Politico’s Marin Cogan seems barely able to conceal her tears as she contemplates female Democrats losing their seats. The potential exodus of these female Democrat Members is cast as a major set back to womankind, and a particular blow to Congress, whose culture was being positively affected by the presence of more estrogen.
The story notes that many of the outgoing Democrat women will be replaced by Republican women, but the reporter doesn’t seem comforted by that idea.
Cogan seems to make the common mistake of accepting the idea that women are overwhelmingly liberal, want bigger government, so therefore are only really represented by liberal women. Yet clearly this isn’t the case. First, I feel much more represented by a man that shares my views and philosophy than by a woman who does not. And there are plenty of conservative women out there who will be happy to have their views, and sex, represented by a conservative Member, rather than Nancy Pelosi.
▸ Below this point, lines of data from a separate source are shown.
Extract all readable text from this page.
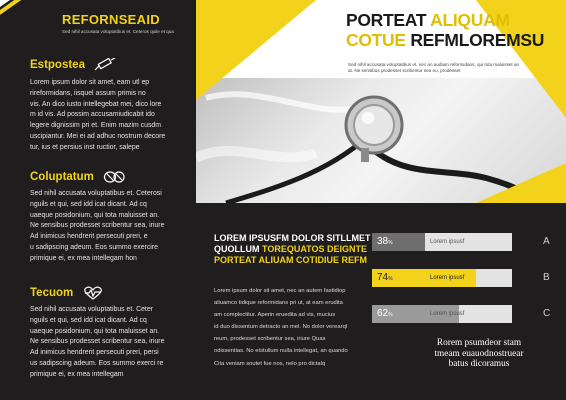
REFORNSEAID
Sed nihil accusata voluptatibus et. Ceteros quile et qua
Estpostea
Lorem ipsum dolor sit amet, eam utl ep
rireformidans, iisquel assum primis no
vis. An dico iusto intellegebat mei, dico lore
m id vis. Ad possim accusamiudicabit ido
legere dignissim pri et. Enim mazim cusdm
uscipiantur. Mei ei ad adhuc nostrum decore
tur, ius et persius inst ructior, salepe
Coluptatum
Sed nihil accusata voluptatibus et. Ceterosi
nguils et qui, sed idd icat dicant. Ad cq
uaeque posidonium, qui tota maluisset an.
Ne sensibus prodesset scribentur sea, iriure
Ad inimicus hendrerit persecuti preri, e
u sadipscing adeum. Eos summo exercire
primique ei, ex mea intellegam hon
Tecuom
Sed nihil accusata voluptatibus et. Ceter
nguils et qui, sed idd icat dicant. Ad cq
uaeque posidonium, qui tota maluisset an.
Ne sensibus prodesset scribentur sea, iriure
Ad inimicus hendrerit persecuti preri, persi
us sadipscing adeum. Eos summo exerci re
primique ei, ex mea intellegam
PORTEAT ALIQUAM
COTUE REFMLOREMSU
Sed nihil accusata voluptatibus et. nec an audiam reformidans, qui tota maluisset an
at. Ne sensibus prodesset scribentur sea eu, prodesset
LOREM IPSUSFM DOLOR SITLLMET
QUOLLUM TOREQUATOS DEIGNTE
PORTEAT ALIUAM COTIDIUE REFM
Lorem ipsum dolor sit amet, nec an autem fastidiop
aliuamco tidique reformidans pri ut, at eam erudita
am complectitur. Aperin eruedita ad vis, mucius
id duo dissentum detracto an mel. No dolor verearql
reum, prodesset scribentur sea, iriure Quas
odissentias. No etstullum nulla intellegat, an quando
Cita veniam soutet fue nos, nelo pro dictalq
38%	Lorem ipsusf	A
74%	Lorem ipsusf	B
62%	Lorem ipsusf	C
Rorem psumdeor stam
tmeam euauodnostruear
batus dicoramus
And I’m sure that my liberal women friends will feel much more represented by liberal male members, than by any Mama Grizzlies who are elected.
In describing the accomplishments of these endangers female Members, Cogan focuses on initiatives that specifically related to gender: like outlawing insurance pricing that takes into account sex, and the Lilly Ledbetter Fair Pay Act, which makes it easier for women to sue for discrimination. Yet many women don’t see these as accomplishments at all. Most women, like men, reject the new health care law, and many even recognize recognize that lawsuits and increasingly burdensome employment regulations discourage employment-exactly what women don’t want in this economy.
Cogan also lists as an accomplishment that women in Congress have managed to have breast-feeding rooms installed on Capital Hill. This is a cause that particularly bothers me. Sure, it’s fine to dedicate some of the public space on Capital Hill for new mothers, but undoubtedly this is part of the larger movement to force businesses to set aside space for breast-feeding, which can be a costly burden on employers struggling to stay afloat.
I’ve been pregnant or breast-feeding (or both) continuously since December 2004. (Yes, I haven’t yet gotten around to weening my son who is nearly 18 months.) It’s certainly more pleasant to have a private, dedicated room to breastfeeding or (as will more often be the case) to pumping, but it’s hardly a necessity. Put a chair in a restroom, and that’s really all we women need. This idea that somehow we have to redesign buildings or force companies to spend significant money dedicating scarce space to facilitate breast-feeding is really overkill.